Krishna: Speak to upper year residents. Speak to your attendings. Ask them what they need from you and ask them how you can make the most of your residency. This helps produce a two-way symbiotic relationship that you both gain from.
Halik: Students can get the most out of a residency by showing up every day ready to learn something new. Being open to critical feedback will help residents grow into more efficient health professionals. Always trust but verify, if something doesn’t make sense, look it up. Don’t let uncomfortable situations or negative feedback affect your performance.
What are some common mistakes that students make during a residency? How can they avoid these mistakes?
Poston: The biggest mistake I see residents making is thinking that medical residency should be like an office job, with regular hours and expectations. It is not like that. If you are interested in medicine as a field, volunteer in hospitals, ask to shadow practicing physicians, and, if possible, medical residents so that you get an accurate picture of what medical residency and clinical practice entails.

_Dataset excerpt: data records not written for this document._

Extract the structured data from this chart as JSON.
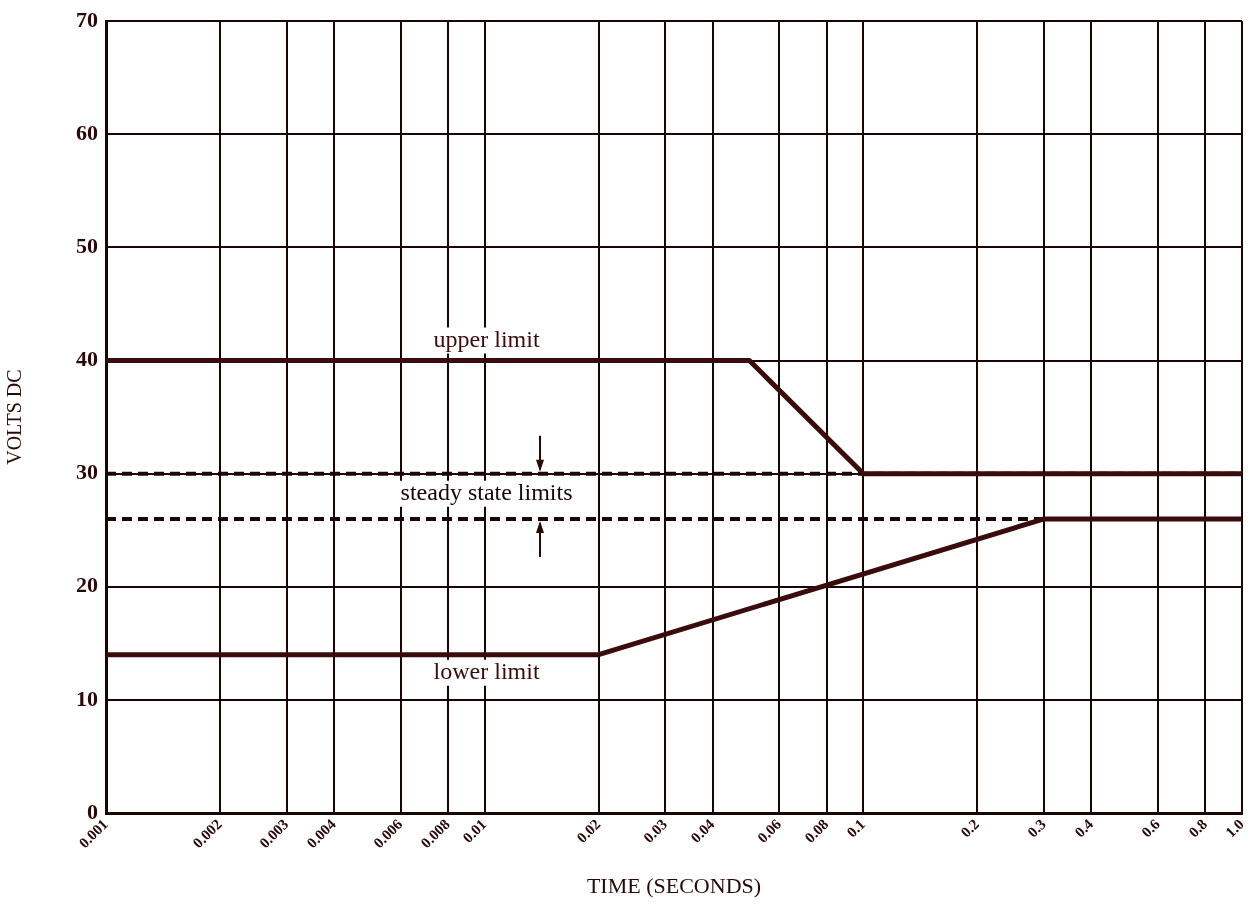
{
  "chart_data": {
    "type": "line",
    "xlabel": "TIME (SECONDS)",
    "ylabel": "VOLTS DC",
    "log": "x",
    "xlim": [
      0.001,
      1
    ],
    "xticks": [
      0.001,
      0.002,
      0.003,
      0.004,
      0.006,
      0.008,
      0.01,
      0.02,
      0.03,
      0.04,
      0.06,
      0.08,
      0.1,
      0.2,
      0.3,
      0.4,
      0.6,
      0.8,
      {
        "value": 1,
        "label": "1.0"
      }
    ],
    "ylim": [
      0,
      70
    ],
    "yticks": [
      0,
      10,
      20,
      30,
      40,
      50,
      60,
      70
    ],
    "grid": true,
    "legend": false,
    "marker": "none",
    "line_style": "solid",
    "series": [
      {
        "name": "upper limit",
        "color": "#3a0c0c",
        "x": [
          0.001,
          0.05,
          0.1,
          1
        ],
        "values": [
          40,
          40,
          30,
          30
        ]
      },
      {
        "name": "lower limit",
        "color": "#3a0c0c",
        "x": [
          0.001,
          0.02,
          0.3,
          1
        ],
        "values": [
          14,
          14,
          26,
          26
        ]
      }
    ],
    "ref_lines": [
      {
        "axis": "y",
        "value": 30,
        "color": "#1a0505",
        "line_style": "dashed",
        "label": "steady state limits"
      },
      {
        "axis": "y",
        "value": 26,
        "color": "#1a0505",
        "line_style": "dashed"
      }
    ]
  }
}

Celan: A common mistake that people make during residency is becoming socially withdrawn in favor of focusing instead on work or studies. Training can be an isolating experience and relying on supports and the residency community can help you get through it.

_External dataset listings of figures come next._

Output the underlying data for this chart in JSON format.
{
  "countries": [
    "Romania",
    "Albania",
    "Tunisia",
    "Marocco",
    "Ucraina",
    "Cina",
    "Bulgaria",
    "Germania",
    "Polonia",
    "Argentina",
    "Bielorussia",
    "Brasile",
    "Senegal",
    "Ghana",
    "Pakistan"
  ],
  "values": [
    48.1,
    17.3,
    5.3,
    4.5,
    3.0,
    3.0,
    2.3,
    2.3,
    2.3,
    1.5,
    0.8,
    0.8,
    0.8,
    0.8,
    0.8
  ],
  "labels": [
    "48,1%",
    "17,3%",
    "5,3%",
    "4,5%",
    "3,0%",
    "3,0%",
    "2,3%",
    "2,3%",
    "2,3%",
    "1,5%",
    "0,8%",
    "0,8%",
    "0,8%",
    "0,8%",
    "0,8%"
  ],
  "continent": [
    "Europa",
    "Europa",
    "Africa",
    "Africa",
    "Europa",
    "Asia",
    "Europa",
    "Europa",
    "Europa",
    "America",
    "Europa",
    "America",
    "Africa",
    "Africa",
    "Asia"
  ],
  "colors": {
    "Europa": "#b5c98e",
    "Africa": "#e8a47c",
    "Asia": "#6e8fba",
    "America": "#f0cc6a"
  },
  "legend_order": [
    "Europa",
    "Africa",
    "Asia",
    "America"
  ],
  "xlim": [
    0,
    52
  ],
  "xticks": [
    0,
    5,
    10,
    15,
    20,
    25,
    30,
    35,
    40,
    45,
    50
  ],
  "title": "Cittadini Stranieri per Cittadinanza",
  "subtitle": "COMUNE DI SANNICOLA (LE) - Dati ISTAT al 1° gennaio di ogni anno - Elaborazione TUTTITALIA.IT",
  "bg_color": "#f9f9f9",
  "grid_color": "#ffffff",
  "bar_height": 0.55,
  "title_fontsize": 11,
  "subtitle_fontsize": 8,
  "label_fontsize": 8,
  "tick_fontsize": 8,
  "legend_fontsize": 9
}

Krishna: The most common mistake is complacency. New residents often feel that they have done the hard work to get into the residency. In fact, getting into the residency is when the hard work starts. It is important to focus on the parts of the residency that you may be less inclined towards. For example, I preferred medical dermatology to surgical dermatology but in order to graduate, one needs a broad base of competency—not just excellence in one niche area.
Halik: One of the most common mistakes residents make is being too hard on yourself or taking critical feedback to heart. Take advice with a grain of salt and do plenty of self-reflection. By now you know what works for you and you know how you learn best, so stick to what has worked in the past.

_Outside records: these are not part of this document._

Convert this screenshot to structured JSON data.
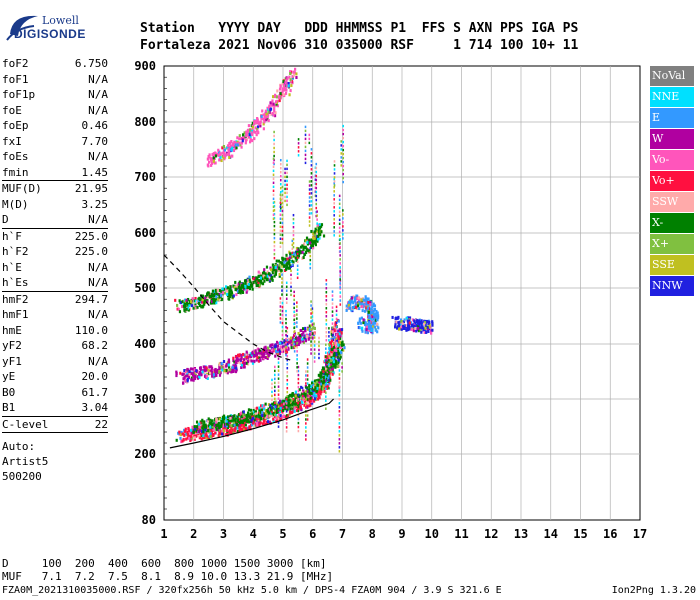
{
  "logo": {
    "line1": "Lowell",
    "line2": "DIGISONDE"
  },
  "header": {
    "labels": "Station   YYYY DAY   DDD HHMMSS P1  FFS S AXN PPS IGA PS",
    "values": "Fortaleza 2021 Nov06 310 035000 RSF     1 714 100 10+ 11"
  },
  "params": {
    "group1": [
      {
        "name": "foF2",
        "value": "6.750"
      },
      {
        "name": "foF1",
        "value": "N/A"
      },
      {
        "name": "foF1p",
        "value": "N/A"
      },
      {
        "name": "foE",
        "value": "N/A"
      },
      {
        "name": "foEp",
        "value": "0.46"
      },
      {
        "name": "fxI",
        "value": "7.70"
      },
      {
        "name": "foEs",
        "value": "N/A"
      },
      {
        "name": "fmin",
        "value": "1.45"
      }
    ],
    "group2": [
      {
        "name": "MUF(D)",
        "value": "21.95"
      },
      {
        "name": "M(D)",
        "value": "3.25"
      },
      {
        "name": "D",
        "value": "N/A"
      }
    ],
    "group3": [
      {
        "name": "h`F",
        "value": "225.0"
      },
      {
        "name": "h`F2",
        "value": "225.0"
      },
      {
        "name": "h`E",
        "value": "N/A"
      },
      {
        "name": "h`Es",
        "value": "N/A"
      }
    ],
    "group4": [
      {
        "name": "hmF2",
        "value": "294.7"
      },
      {
        "name": "hmF1",
        "value": "N/A"
      },
      {
        "name": "hmE",
        "value": "110.0"
      },
      {
        "name": "yF2",
        "value": "68.2"
      },
      {
        "name": "yF1",
        "value": "N/A"
      },
      {
        "name": "yE",
        "value": "20.0"
      },
      {
        "name": "B0",
        "value": "61.7"
      },
      {
        "name": "B1",
        "value": "3.04"
      }
    ],
    "group5": [
      {
        "name": "C-level",
        "value": "22"
      }
    ],
    "auto": [
      "Auto:",
      "Artist5",
      "500200"
    ]
  },
  "legend": [
    {
      "label": "NoVal",
      "color": "#808080"
    },
    {
      "label": "NNE",
      "color": "#00e0ff"
    },
    {
      "label": "E",
      "color": "#3399ff"
    },
    {
      "label": "W",
      "color": "#b000a0"
    },
    {
      "label": "Vo-",
      "color": "#ff55bb"
    },
    {
      "label": "Vo+",
      "color": "#ff1040"
    },
    {
      "label": "SSW",
      "color": "#ffaaaa"
    },
    {
      "label": "X-",
      "color": "#008000"
    },
    {
      "label": "X+",
      "color": "#80c040"
    },
    {
      "label": "SSE",
      "color": "#c0c020"
    },
    {
      "label": "NNW",
      "color": "#2020e0"
    }
  ],
  "footer": {
    "d_row": "D     100  200  400  600  800 1000 1500 3000 [km]",
    "muf_row": "MUF   7.1  7.2  7.5  8.1  8.9 10.0 13.3 21.9 [MHz]",
    "file_line": "FZA0M_2021310035000.RSF / 320fx256h 50 kHz 5.0 km / DPS-4 FZA0M 904 / 3.9 S 321.6 E",
    "version": "Ion2Png 1.3.20"
  },
  "chart_data": {
    "type": "scatter",
    "xlim": [
      1,
      17
    ],
    "ylim": [
      80,
      900
    ],
    "x_ticks": [
      1,
      2,
      3,
      4,
      5,
      6,
      7,
      8,
      9,
      10,
      11,
      12,
      13,
      14,
      15,
      16,
      17
    ],
    "y_ticks": [
      80,
      200,
      300,
      400,
      500,
      600,
      700,
      800,
      900
    ],
    "grid": true,
    "profile_solid": [
      [
        1.2,
        211
      ],
      [
        2,
        220
      ],
      [
        3,
        232
      ],
      [
        4,
        246
      ],
      [
        5,
        262
      ],
      [
        5.8,
        278
      ],
      [
        6.3,
        287
      ],
      [
        6.55,
        292
      ],
      [
        6.7,
        300
      ]
    ],
    "profile_dashed": [
      [
        1.0,
        560
      ],
      [
        1.5,
        532
      ],
      [
        2,
        502
      ],
      [
        2.5,
        470
      ],
      [
        3,
        440
      ],
      [
        3.5,
        420
      ],
      [
        4,
        400
      ],
      [
        4.5,
        385
      ],
      [
        5,
        375
      ],
      [
        5.3,
        370
      ]
    ],
    "traces": [
      {
        "name": "o-trace F2",
        "color": "#ff1040",
        "points": [
          [
            1.5,
            236
          ],
          [
            2,
            240
          ],
          [
            2.5,
            244
          ],
          [
            3,
            248
          ],
          [
            3.5,
            254
          ],
          [
            4,
            262
          ],
          [
            4.5,
            270
          ],
          [
            5,
            280
          ],
          [
            5.5,
            292
          ],
          [
            6,
            310
          ],
          [
            6.3,
            330
          ],
          [
            6.5,
            355
          ],
          [
            6.6,
            380
          ],
          [
            6.7,
            405
          ],
          [
            6.8,
            440
          ]
        ]
      },
      {
        "name": "x-trace F2",
        "color": "#008000",
        "points": [
          [
            2,
            250
          ],
          [
            2.5,
            255
          ],
          [
            3,
            260
          ],
          [
            3.5,
            266
          ],
          [
            4,
            274
          ],
          [
            4.5,
            283
          ],
          [
            5,
            293
          ],
          [
            5.5,
            306
          ],
          [
            6,
            322
          ],
          [
            6.4,
            345
          ],
          [
            6.7,
            375
          ],
          [
            6.9,
            400
          ]
        ]
      },
      {
        "name": "second hop",
        "color": "#008000",
        "points": [
          [
            1.5,
            470
          ],
          [
            2,
            476
          ],
          [
            2.5,
            484
          ],
          [
            3,
            492
          ],
          [
            3.5,
            502
          ],
          [
            4,
            514
          ],
          [
            4.5,
            528
          ],
          [
            5,
            545
          ],
          [
            5.5,
            565
          ],
          [
            6,
            590
          ],
          [
            6.2,
            610
          ]
        ]
      },
      {
        "name": "third hop",
        "color": "#ff55bb",
        "points": [
          [
            2.5,
            730
          ],
          [
            3,
            745
          ],
          [
            3.5,
            765
          ],
          [
            4,
            790
          ],
          [
            4.5,
            820
          ],
          [
            5,
            860
          ],
          [
            5.3,
            890
          ]
        ]
      },
      {
        "name": "spread F",
        "color": "#b000a0",
        "points": [
          [
            1.5,
            342
          ],
          [
            2,
            348
          ],
          [
            2.5,
            352
          ],
          [
            3,
            358
          ],
          [
            3.5,
            370
          ],
          [
            4,
            380
          ],
          [
            4.5,
            390
          ],
          [
            5,
            398
          ],
          [
            5.5,
            410
          ],
          [
            6,
            430
          ]
        ]
      },
      {
        "name": "oblique E",
        "color": "#3399ff",
        "points": [
          [
            7.2,
            470
          ],
          [
            7.5,
            480
          ],
          [
            7.8,
            470
          ],
          [
            8,
            455
          ],
          [
            8,
            430
          ],
          [
            7.6,
            440
          ]
        ]
      },
      {
        "name": "oblique NNW",
        "color": "#2020e0",
        "points": [
          [
            8.8,
            440
          ],
          [
            9.2,
            438
          ],
          [
            9.6,
            434
          ],
          [
            9.9,
            432
          ]
        ]
      }
    ]
  }
}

You won’t know everything, and you are not expected to know everything. But always take time during the day to read about something you’ve learned that same day. The initiative you take will help it stick with you longer and builds motivation and confidence.
What are the most important things students should keep in mind about residencies?
Poston: Residency is hard, but it is a limited period of time and you will develop some of the strongest relationships you will ever have during this period as you need to depend on your colleagues, and they depend on you.
Celan: Residency can feel unfair and exhausting, with high expectations that seem impossible to meet. Lobbying continues from residency groups and unions to implement changes, and until then, comfort yourself knowing that you’re not in this alone. Other residents are going through the frustrations too, and others have gone through it before you and succeeded. You will get through this, and it will be worth it in the long run!
Krishna: The most important thing is to find out whether you would be a good fit for the program and vice versa. In other words, don’t pick an academic-heavy program if you feel that you don’t like academic medicine. Picking a residency is like picking a partner—you have to do your due diligence and ensure that you will both like each other for the duration!
Halik: Residency is training. You are still a health professional in training, you are still a student. Be patient with yourself, the learning curve is steep, and it takes time to adjust. Even if you have all the tools for success, it still takes experience via trial and error. Remember, just because you have the cookbook, it doesn’t make you a gourmet chef.